For PE or VCs, they are must-haves in their Rolodex to scale up and streamline portfolio companies, especially in the first 100 days. For example, after investing in Sahyadri Hospitals, IDFC PE and the chain sought assistance to benchmark finance and accounts with best practices and to redeploy resources for better output.
Often, freshly acquired Indian JVs or multinational subsidiaries seek interim CFOs for post-merger integrations or a one-time rebooting of the finance function. “From playing a role in restructuring an organisation to preparing it for an IPO, or even steering it through mergers and acquisitions, we become the conduit between finance and accounting and the promoters,” says Rajesh Mittal, founder and MD of Alamak Capital, a two-year-old boutique investment bank that also provides CFOs to companies while paraphrasing strategic responsibilities. Alamak’s roster ranges from fledgling firms to midtier businesses with a Rs 1,500 crore turnover.
Prior to its takeover by French advertising and media giant Publicis, DigitasLBi (formerly VisualizeTechnologies), a digital agency, needed a retainer CFO. “We required someone with a deep understanding of various facets of finance and accounting like company law, taxation, in addition to just pure accounting,” says Himani Kapadia, its MD. “MyCFO had experts across various fields and we could draw upon their expertise, as needed. This would have been hard to find in one single person, had we made an in-house hire.”
What’s In It For CFO Firms
The existential realities of specialised human capital also come into play. The number of companies is growing faster than the basket of quality CFOs. Larger companies have the work, and the funds, to hire a full-time CFO. “But their smaller counterparts are fighting other battles to stabilise business models and do not always feel the need to bring in a high-profile CFO till they graduate to a certain level,” says Narayanan of MyCFO.
MyCFO has, so far, completed assignments for about 160 clients. Last year, the firm, arguably the biggest in its space, clocked over Rs 10 crore in revenues and expects to double it again this year. It has about 100 fulltime professionals, with experience of four to 30 years.

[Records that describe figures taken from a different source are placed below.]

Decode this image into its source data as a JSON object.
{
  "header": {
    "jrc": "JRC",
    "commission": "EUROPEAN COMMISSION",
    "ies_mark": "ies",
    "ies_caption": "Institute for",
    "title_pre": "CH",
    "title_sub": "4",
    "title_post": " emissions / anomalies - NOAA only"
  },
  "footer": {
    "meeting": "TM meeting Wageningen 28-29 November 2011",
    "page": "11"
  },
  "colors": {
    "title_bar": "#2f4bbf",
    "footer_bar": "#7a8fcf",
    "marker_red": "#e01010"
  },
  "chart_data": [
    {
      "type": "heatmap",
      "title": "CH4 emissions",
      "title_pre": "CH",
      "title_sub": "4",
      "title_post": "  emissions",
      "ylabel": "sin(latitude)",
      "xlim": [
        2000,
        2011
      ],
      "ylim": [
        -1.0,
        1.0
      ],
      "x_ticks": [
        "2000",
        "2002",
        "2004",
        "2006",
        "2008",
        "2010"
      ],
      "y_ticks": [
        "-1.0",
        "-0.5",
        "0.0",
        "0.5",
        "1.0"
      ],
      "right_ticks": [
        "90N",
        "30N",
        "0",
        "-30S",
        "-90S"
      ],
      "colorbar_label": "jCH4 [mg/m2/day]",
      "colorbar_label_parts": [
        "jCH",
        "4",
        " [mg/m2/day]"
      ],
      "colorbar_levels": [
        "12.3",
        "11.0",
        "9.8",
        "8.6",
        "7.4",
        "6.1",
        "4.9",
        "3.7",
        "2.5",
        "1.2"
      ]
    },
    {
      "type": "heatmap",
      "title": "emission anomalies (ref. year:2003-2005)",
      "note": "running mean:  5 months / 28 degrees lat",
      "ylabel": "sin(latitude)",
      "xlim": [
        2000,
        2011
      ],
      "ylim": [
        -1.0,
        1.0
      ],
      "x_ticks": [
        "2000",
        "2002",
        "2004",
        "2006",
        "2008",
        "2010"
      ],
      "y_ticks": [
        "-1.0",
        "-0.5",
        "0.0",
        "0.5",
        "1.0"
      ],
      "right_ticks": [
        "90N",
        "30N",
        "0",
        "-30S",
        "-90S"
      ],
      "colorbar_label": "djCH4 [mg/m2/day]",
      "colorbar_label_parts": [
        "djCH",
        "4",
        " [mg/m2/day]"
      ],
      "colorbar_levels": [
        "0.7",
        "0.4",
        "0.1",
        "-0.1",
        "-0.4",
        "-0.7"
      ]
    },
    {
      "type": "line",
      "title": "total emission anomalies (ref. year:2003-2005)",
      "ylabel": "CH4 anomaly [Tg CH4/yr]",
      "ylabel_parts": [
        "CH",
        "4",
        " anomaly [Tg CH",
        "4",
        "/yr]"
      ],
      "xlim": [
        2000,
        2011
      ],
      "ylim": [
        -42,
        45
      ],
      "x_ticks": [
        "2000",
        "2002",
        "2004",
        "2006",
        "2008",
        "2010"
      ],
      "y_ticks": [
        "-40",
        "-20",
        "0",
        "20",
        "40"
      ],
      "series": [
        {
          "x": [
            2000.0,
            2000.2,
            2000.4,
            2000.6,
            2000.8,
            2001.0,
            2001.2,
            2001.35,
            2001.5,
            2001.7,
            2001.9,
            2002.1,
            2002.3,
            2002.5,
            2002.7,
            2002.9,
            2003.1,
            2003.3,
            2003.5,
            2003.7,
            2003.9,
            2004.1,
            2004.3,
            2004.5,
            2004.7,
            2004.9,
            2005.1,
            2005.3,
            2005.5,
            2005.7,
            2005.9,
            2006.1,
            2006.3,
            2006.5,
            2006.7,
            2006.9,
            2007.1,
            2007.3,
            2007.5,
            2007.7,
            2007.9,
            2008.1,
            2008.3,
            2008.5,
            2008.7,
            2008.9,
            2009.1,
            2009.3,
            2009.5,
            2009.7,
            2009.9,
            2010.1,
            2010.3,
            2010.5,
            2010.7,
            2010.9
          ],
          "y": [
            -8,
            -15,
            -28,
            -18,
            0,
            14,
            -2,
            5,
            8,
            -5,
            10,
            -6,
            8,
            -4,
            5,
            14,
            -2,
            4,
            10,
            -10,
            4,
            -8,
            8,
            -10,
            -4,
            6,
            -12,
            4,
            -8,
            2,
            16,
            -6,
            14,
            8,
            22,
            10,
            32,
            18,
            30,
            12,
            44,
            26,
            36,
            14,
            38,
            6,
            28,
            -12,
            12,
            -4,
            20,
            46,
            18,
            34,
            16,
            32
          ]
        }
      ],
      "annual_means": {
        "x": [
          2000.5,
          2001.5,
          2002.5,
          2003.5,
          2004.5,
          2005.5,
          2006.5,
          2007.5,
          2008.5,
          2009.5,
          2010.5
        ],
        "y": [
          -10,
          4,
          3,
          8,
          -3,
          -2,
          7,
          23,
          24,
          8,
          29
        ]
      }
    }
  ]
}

For more experienced CFOs, consultancy is a good fit. “There are many who, after having worked at senior levels for long, are unwilling to work under the constant pressure-cooker like situation often prevalent in a larger organisation,” says Praveen Nigam, MD at Amplus Consulting and the former India head of global advisory firm Grant Thornton. Consultancy gives them the scope to handle different projects.
According to Mittal of Alamak, his own stint as CFO—with Benetton, Hutchison and India Hospitality Corporation, spearheading many acquisitions and sale of fs—has been the “prime driver” for structuring CFO consultancy as a service. “The client gets far more confidence and comfort. We are not perceived as threats,” he says. “We can also quickly decipher gaps within strategy and finance function, and it comes quite naturally. We don’t come from a hardcore consulting background. Instead, we have been resolving problems first hand.”
Most CFOs-on-call firms have to sign non-disclosure agreements with clients. But they too put in riders. Alamak prefers its virtual CFOs to resist signing a company’s annual report, a move that protects them from subsequent scrutiny. “They do have the authority to sign contracts, but not the books of accounts. We avoid doing those functions,” cautions Mittal.